OCCOM BILL wrote:edgarblythe wrote: Who is this left that you people talk about,...
My sister, Bro-in-law, Soz, Nimh and many if not most of the people I love and respect most.
I am not American, so I dont have to deal with how "Anti-American doesn't sell well here in the United States" or with the risk of "The Right" exclusively "aligning themselves with a beloved symbol".
It's not such a big deal in Holland. The Dutch flag is well-liked and gladly flown when there's football on the telly, but doesnt evoke the emotional, passionate reverence you express, except perhaps among the elderly and the deeply Protestant. So although of course it's always an unwise move, politically, to actively go out and offend through flag-burning or the like, expressing the kind of agnosticism re flag-waving like I did isn't much of a political risk.
I am therefore free to approach the question in the philosophical way it was asked, without having to instantly worry about political expediency and how it would play out in elections.
In fact, so is Soz and anyone else who comes here. You may notice that the question was asked in the Philosophy & Debate forum, not in the Politics forum. We are therefore free to express our personal, individual feelings about it without having to bother about political strategy. We are free to approach the question as individuals, rather than as representatives of "The Left". And as you will have noticed, it then turns out different people on the Left actually have very different feelings on it.
If McTag
had indeed asked the question: what approach should the Left, or the Democratic Party, or Labour, or whatever, take towards the political use of the flag, I am convinced that all of us would indeed agree that, for a politician, it would be Greatly Unwise to deride the flag, especially in the US. We are not all that gullible on the "point... of strategy" you raise.

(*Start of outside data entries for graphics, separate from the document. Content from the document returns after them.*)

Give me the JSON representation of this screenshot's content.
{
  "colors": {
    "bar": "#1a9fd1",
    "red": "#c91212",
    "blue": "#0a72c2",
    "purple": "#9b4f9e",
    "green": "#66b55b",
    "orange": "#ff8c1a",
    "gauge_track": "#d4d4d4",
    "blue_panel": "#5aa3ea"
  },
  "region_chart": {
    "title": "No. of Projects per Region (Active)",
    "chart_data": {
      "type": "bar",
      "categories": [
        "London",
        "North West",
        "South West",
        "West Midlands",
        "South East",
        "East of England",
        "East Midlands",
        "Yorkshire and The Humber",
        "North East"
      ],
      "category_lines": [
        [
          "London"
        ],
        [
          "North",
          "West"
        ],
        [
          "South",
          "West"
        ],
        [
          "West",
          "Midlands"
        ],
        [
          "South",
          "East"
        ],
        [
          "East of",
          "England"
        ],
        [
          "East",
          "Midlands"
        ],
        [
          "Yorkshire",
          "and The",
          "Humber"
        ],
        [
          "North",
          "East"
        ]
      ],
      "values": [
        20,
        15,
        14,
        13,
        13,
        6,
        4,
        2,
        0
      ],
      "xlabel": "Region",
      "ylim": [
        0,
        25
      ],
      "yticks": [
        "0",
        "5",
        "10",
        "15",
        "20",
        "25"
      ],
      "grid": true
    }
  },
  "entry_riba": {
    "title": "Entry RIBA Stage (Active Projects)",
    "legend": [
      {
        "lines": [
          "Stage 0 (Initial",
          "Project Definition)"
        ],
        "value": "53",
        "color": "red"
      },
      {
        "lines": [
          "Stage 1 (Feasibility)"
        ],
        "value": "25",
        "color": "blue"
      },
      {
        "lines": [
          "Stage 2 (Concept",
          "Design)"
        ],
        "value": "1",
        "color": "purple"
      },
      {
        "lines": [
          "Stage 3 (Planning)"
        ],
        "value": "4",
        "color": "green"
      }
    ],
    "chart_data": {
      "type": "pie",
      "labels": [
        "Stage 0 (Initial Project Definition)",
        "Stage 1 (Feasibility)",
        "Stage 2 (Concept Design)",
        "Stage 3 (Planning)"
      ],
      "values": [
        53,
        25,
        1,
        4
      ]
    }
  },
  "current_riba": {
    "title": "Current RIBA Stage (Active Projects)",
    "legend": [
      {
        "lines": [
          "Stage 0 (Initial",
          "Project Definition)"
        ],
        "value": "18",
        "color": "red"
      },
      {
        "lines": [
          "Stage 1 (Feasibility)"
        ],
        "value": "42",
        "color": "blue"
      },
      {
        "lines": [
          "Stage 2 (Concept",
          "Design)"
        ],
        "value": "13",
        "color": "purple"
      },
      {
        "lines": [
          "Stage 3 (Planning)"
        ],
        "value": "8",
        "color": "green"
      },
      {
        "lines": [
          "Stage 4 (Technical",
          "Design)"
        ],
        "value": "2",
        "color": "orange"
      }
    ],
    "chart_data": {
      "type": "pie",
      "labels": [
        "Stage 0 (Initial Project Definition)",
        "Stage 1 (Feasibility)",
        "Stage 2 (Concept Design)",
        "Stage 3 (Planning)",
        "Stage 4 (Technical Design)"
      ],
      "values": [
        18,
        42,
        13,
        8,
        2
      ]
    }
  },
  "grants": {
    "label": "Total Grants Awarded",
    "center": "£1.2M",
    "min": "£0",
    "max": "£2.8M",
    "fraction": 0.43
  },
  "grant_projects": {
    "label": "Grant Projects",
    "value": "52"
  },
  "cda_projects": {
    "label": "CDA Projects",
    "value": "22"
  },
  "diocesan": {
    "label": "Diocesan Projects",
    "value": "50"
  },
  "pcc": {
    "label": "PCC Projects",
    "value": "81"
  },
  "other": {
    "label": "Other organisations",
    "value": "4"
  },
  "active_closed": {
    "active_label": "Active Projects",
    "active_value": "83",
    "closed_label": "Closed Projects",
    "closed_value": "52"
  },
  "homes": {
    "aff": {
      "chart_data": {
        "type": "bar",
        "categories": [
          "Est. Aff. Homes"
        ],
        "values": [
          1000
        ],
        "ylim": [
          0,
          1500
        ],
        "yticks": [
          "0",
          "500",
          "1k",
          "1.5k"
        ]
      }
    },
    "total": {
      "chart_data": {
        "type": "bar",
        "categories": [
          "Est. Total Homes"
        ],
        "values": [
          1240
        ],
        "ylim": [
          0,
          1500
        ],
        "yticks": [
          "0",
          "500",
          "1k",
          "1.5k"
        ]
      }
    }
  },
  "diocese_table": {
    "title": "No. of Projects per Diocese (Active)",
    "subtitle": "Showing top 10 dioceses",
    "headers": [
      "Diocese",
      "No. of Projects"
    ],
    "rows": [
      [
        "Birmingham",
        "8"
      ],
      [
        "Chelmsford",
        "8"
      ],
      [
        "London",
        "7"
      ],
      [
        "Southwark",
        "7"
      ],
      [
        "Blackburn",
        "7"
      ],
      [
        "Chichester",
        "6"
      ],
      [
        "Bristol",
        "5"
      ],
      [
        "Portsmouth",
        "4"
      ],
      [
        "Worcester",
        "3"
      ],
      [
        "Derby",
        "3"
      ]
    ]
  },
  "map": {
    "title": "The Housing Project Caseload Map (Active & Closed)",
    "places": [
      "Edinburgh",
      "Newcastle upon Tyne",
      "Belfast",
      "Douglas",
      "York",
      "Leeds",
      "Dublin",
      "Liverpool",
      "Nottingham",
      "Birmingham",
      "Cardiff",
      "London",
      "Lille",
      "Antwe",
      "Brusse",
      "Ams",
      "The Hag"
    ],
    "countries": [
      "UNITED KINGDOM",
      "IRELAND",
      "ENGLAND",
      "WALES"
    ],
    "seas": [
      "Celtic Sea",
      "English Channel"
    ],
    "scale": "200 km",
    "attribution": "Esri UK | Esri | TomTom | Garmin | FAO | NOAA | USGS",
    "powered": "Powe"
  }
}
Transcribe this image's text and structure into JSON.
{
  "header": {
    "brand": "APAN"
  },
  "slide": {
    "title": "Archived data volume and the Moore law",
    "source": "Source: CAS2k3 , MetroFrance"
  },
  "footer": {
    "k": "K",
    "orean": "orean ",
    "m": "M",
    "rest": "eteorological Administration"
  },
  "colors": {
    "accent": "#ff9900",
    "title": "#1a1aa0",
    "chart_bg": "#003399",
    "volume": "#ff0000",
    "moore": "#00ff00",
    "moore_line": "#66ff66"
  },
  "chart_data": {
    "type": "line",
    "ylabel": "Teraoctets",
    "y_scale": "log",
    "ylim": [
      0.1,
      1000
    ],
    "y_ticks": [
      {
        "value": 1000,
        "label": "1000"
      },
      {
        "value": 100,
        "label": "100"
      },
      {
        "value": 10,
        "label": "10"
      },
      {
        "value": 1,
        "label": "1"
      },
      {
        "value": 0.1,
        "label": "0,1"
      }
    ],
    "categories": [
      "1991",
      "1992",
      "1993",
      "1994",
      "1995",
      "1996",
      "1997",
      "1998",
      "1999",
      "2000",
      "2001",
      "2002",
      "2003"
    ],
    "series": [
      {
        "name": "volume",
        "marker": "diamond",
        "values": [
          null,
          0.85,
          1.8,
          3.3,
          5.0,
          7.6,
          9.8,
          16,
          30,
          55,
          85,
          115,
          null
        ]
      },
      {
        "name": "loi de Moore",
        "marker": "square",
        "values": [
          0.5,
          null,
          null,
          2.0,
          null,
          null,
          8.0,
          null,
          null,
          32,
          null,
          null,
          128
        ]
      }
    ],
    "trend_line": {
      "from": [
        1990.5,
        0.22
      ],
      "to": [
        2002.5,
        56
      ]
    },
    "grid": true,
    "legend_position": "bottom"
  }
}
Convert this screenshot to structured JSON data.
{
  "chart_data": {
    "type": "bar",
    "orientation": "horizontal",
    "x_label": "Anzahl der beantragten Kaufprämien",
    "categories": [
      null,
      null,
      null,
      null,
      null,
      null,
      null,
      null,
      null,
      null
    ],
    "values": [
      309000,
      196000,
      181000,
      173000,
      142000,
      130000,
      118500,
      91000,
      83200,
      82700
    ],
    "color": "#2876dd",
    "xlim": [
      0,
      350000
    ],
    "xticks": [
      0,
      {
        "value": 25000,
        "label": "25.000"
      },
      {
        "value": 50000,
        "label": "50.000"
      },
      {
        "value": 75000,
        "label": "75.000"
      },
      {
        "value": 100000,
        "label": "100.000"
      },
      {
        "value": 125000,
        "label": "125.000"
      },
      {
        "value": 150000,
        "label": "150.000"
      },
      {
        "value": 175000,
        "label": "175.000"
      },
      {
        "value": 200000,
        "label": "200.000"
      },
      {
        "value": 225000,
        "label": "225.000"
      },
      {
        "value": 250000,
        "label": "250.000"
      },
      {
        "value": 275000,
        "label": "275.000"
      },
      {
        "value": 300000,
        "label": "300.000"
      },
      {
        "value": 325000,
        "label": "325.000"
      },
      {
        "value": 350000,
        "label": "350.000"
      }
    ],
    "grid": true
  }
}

But even if we were to be smart enough to turn on this point of strategy if ever recruited for some kind of political campaigning job, we cant very well change our actual personal feelings and instincts on this matter - and
that is what McTag asked us about. We are after all, I think I can assume to say for all, not quite
so politicized that we have succeeded mastering the art of making our personal feelings and instincts subservient to electoral expediency. So we answer accordingly. Should we train ourselves diligently into learning to love the flag, just so we dont let the Democratic Party's chances down as presumed card-carrying members of The Left?
Truth is, there's no "trap" waiting for us here on A2K in any case (face it, nothing any of us will say here will have any consequence of significance in the political realm). When asked a straightforward question about our personal take in the Philosophy Forum, we don't, thank God, have to worry about "alienating a healthy chunk of the folks you need to get elected" - we're not out to "rule the Nation". We won't "forever be shooting our own feet" by fessing up that, personally, this flag-waving thing is a bit of a mystery to us, and just seems off-putting to our sensitivities somehow.
Why don't you approach this thread, or rather, the others in it, as an individual as well, as one would in a Philosophy & Debate forum? The "predisposition" to approach every question within a perspective of Us/Them, Left/Right, Republican/Democrat is tiresome enough on the Politics board, not to mention how it is a mostly irrelevant distraction to the many of us outside America.